L’errore di Guterres è proprio questo: confondere la diplomazia con una neutralità cieca, incapace di condannare con chiarezza le atrocità, priva di quella fermezza morale che da sola può definire una vera leadership. In un mondo in cui Cina e Russia costruiscono un asse di potere in netto contrasto con i valori democratici, la presenza di Guterres al tavolo dei Brics appare come un atto di legittimazione, un’ammissione che democrazia e autocrazia siano alternative equivalenti.  E non c’è bisogno di altro per scardinare il delicato equilibrio morale su cui poggia l’ordine internazionale.

Con la sua partecipazione ai Brics, Guterres legittima una nuova narrativa mondiale, quella del relativismo autoritario, per cui le libertà individuali e i diritti umani diventano questioni «culturali», e non principi universali. Questo è esattamente ciò che Cina e Russia sperano: la possibilità di violare i diritti senza interferenze, di costruire una narrazione in cui ogni regime sia legittimo entro il proprio contesto.

Questa idea, che Jaspers avrebbe definito «aliena», rappresenta una rottura della continuità morale tra il diritto e la giustizia. Ma la democrazia non è solo un sistema politico, è un continuo sforzo per costruire una società morale. Ogni compromesso con l’autocrazia mina questo sforzo, ogni concessione indebolisce la struttura democratica, come una crepa invisibile che si allarga fino a minacciarne le fondamenta stesse.

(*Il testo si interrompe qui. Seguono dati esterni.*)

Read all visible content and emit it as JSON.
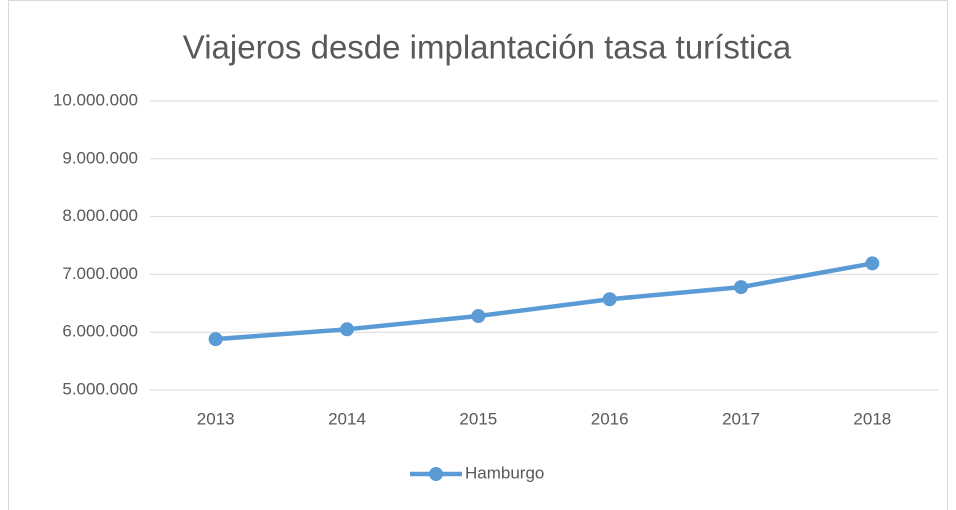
{
  "chart_data": {
    "type": "line",
    "title": "Viajeros desde implantación tasa turística",
    "categories": [
      "2013",
      "2014",
      "2015",
      "2016",
      "2017",
      "2018"
    ],
    "series": [
      {
        "name": "Hamburgo",
        "color": "#5b9bd5",
        "values": [
          5880000,
          6050000,
          6280000,
          6570000,
          6780000,
          7190000
        ]
      }
    ],
    "ylim": [
      5000000,
      10000000
    ],
    "yticks": [
      {
        "value": 5000000,
        "label": "5.000.000"
      },
      {
        "value": 6000000,
        "label": "6.000.000"
      },
      {
        "value": 7000000,
        "label": "7.000.000"
      },
      {
        "value": 8000000,
        "label": "8.000.000"
      },
      {
        "value": 9000000,
        "label": "9.000.000"
      },
      {
        "value": 10000000,
        "label": "10.000.000"
      }
    ],
    "grid": true,
    "legend": "bottom"
  }
}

La democrazia non è un ideale astratto: è un sistema pratico che richiede vigilanza morale. Accettare che dittature e democrazie siano ugualmente legittime è un errore che apre le porte alla «banalità del male», la progressiva indifferenza verso l’ingiustizia, fino a farla divenire normale, accettabile, persino inevitabile. La partecipazione di Guterres ai Brics non è solo un cedimento morale, ma una trasformazione del ruolo stesso delle Nazioni unite, che da baluardo della giustizia si trasformano in un organismo di compromesso, svuotato della propria autorità etica.

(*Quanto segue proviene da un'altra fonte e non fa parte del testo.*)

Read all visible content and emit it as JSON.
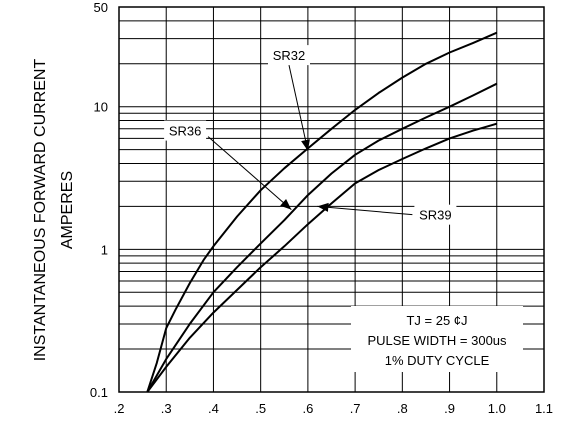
{
  "chart_data": {
    "type": "line",
    "title": "",
    "xlabel": "",
    "ylabel_lines": [
      "INSTANTANEOUS FORWARD CURRENT",
      "AMPERES"
    ],
    "xscale": "linear",
    "yscale": "log",
    "xlim": [
      0.2,
      1.1
    ],
    "ylim": [
      0.1,
      50
    ],
    "x_ticks": [
      {
        "value": 0.2,
        "label": ".2"
      },
      {
        "value": 0.3,
        "label": ".3"
      },
      {
        "value": 0.4,
        "label": ".4"
      },
      {
        "value": 0.5,
        "label": ".5"
      },
      {
        "value": 0.6,
        "label": ".6"
      },
      {
        "value": 0.7,
        "label": ".7"
      },
      {
        "value": 0.8,
        "label": ".8"
      },
      {
        "value": 0.9,
        "label": ".9"
      },
      {
        "value": 1.0,
        "label": "1.0"
      },
      {
        "value": 1.1,
        "label": "1.1"
      }
    ],
    "y_ticks": [
      {
        "value": 0.1,
        "label": "0.1"
      },
      {
        "value": 1,
        "label": "1"
      },
      {
        "value": 10,
        "label": "10"
      },
      {
        "value": 50,
        "label": "50"
      }
    ],
    "grid": true,
    "series": [
      {
        "name": "SR32",
        "x": [
          0.26,
          0.28,
          0.3,
          0.32,
          0.35,
          0.38,
          0.4,
          0.45,
          0.5,
          0.55,
          0.6,
          0.65,
          0.7,
          0.75,
          0.8,
          0.85,
          0.9,
          0.95,
          1.0
        ],
        "y": [
          0.1,
          0.16,
          0.28,
          0.38,
          0.58,
          0.85,
          1.05,
          1.7,
          2.6,
          3.7,
          5.1,
          7.0,
          9.5,
          12.5,
          16,
          20,
          24,
          28,
          33
        ]
      },
      {
        "name": "SR36",
        "x": [
          0.26,
          0.3,
          0.35,
          0.4,
          0.45,
          0.5,
          0.55,
          0.6,
          0.65,
          0.7,
          0.75,
          0.8,
          0.85,
          0.9,
          0.95,
          1.0
        ],
        "y": [
          0.1,
          0.17,
          0.3,
          0.5,
          0.75,
          1.1,
          1.6,
          2.4,
          3.4,
          4.6,
          5.8,
          7.0,
          8.4,
          10,
          12,
          14.5
        ]
      },
      {
        "name": "SR39",
        "x": [
          0.26,
          0.3,
          0.35,
          0.4,
          0.45,
          0.5,
          0.55,
          0.6,
          0.65,
          0.7,
          0.75,
          0.8,
          0.85,
          0.9,
          0.95,
          1.0
        ],
        "y": [
          0.1,
          0.15,
          0.24,
          0.36,
          0.52,
          0.75,
          1.05,
          1.5,
          2.1,
          2.9,
          3.6,
          4.3,
          5.1,
          6.0,
          6.8,
          7.6
        ]
      }
    ],
    "annotations": [
      {
        "text": "SR32",
        "x": 0.56,
        "y": 23,
        "arrow_to": [
          0.6,
          4.9
        ]
      },
      {
        "text": "SR36",
        "x": 0.34,
        "y": 6.8,
        "arrow_to": [
          0.565,
          1.9
        ]
      },
      {
        "text": "SR39",
        "x": 0.87,
        "y": 1.75,
        "arrow_to": [
          0.62,
          2.0
        ]
      }
    ],
    "note_lines": [
      "TJ = 25 ¢J",
      "PULSE WIDTH = 300us",
      "1% DUTY CYCLE"
    ],
    "colors": {
      "line": "#000000",
      "grid": "#000000",
      "background": "#ffffff"
    }
  }
}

Guterres è diventato il simbolo di una politica internazionale che cerca di navigare senza bussola morale, mosso solo da un pragmatismo vuoto che si piega agli interessi del momento. Le Nazioni unite, che dovrebbero essere una guida morale per il mondo, sembrano aver smarrito la loro missione, prigioniere di una visione miope e burocratica del potere, senza l’ambizione di plasmare il futuro secondo i valori della libertà e della giustizia.

Non è forse una coincidenza che ciò avvenga in un’epoca di estrema fragilità per le democrazie occidentali, minacciate da forze centrifughe sia interne sia esterne. Mentre gli Stati Uniti si preparano a un’elezione che potrebbe definire il loro ruolo futuro, e l’Europa fatica a tenere insieme la propria visione democratica, Guterres sembra avallare un ordine multipolare in cui la democrazia è solo una scelta tra le tante, e non un impegno irrinunciabile.

La crisi dell’Onu non è solo politica: è il segnale di un mondo che rischia di perdere la sua bussola morale, un mondo in cui la democrazia non è più un valore universale, ma una variabile culturale. Il filosofo Isaiah Berlin ammoniva contro l’idea che tutti i valori siano equivalenti, poiché «la tolleranza verso l’intollerabile non è tolleranza, ma debolezza morale». In questo senso, Guterres è il volto di una debolezza che permette agli autoritarismi di guadagnare legittimità, minando la credibilità stessa delle Nazioni unite.

Se l’Onu perde il suo ruolo di arbitro morale, non rimane che un mondo frammentato, in cui i diritti umani sono ridotti a mere convenzioni, negoziabili a seconda delle esigenze di ogni stato. I Brics non sono solo una minaccia per l’Occidente, ma un pericolo per tutti coloro che credono nella libertà. Essi rappresentano un blocco che legittima la repressione e che trasforma il controllo sociale in una virtù politica. Guterres, con il suo atteggiamento di apparente neutralità, non fa altro che indebolire le istituzioni democratiche, dando spazio a una visione del mondo in cui la forza e il controllo sono più importanti della giustizia.

Il compito delle Nazioni Unite non è di compiacere i potenti, ma di dare voce agli oppressi, di essere un faro di speranza per chi soffre, uno scudo contro la tirannia. Se Guterres non è disposto a guidare l’Onu con questa visione, allora è il momento di un cambiamento. La democrazia non è un’opzione; è un dovere verso l’umanità.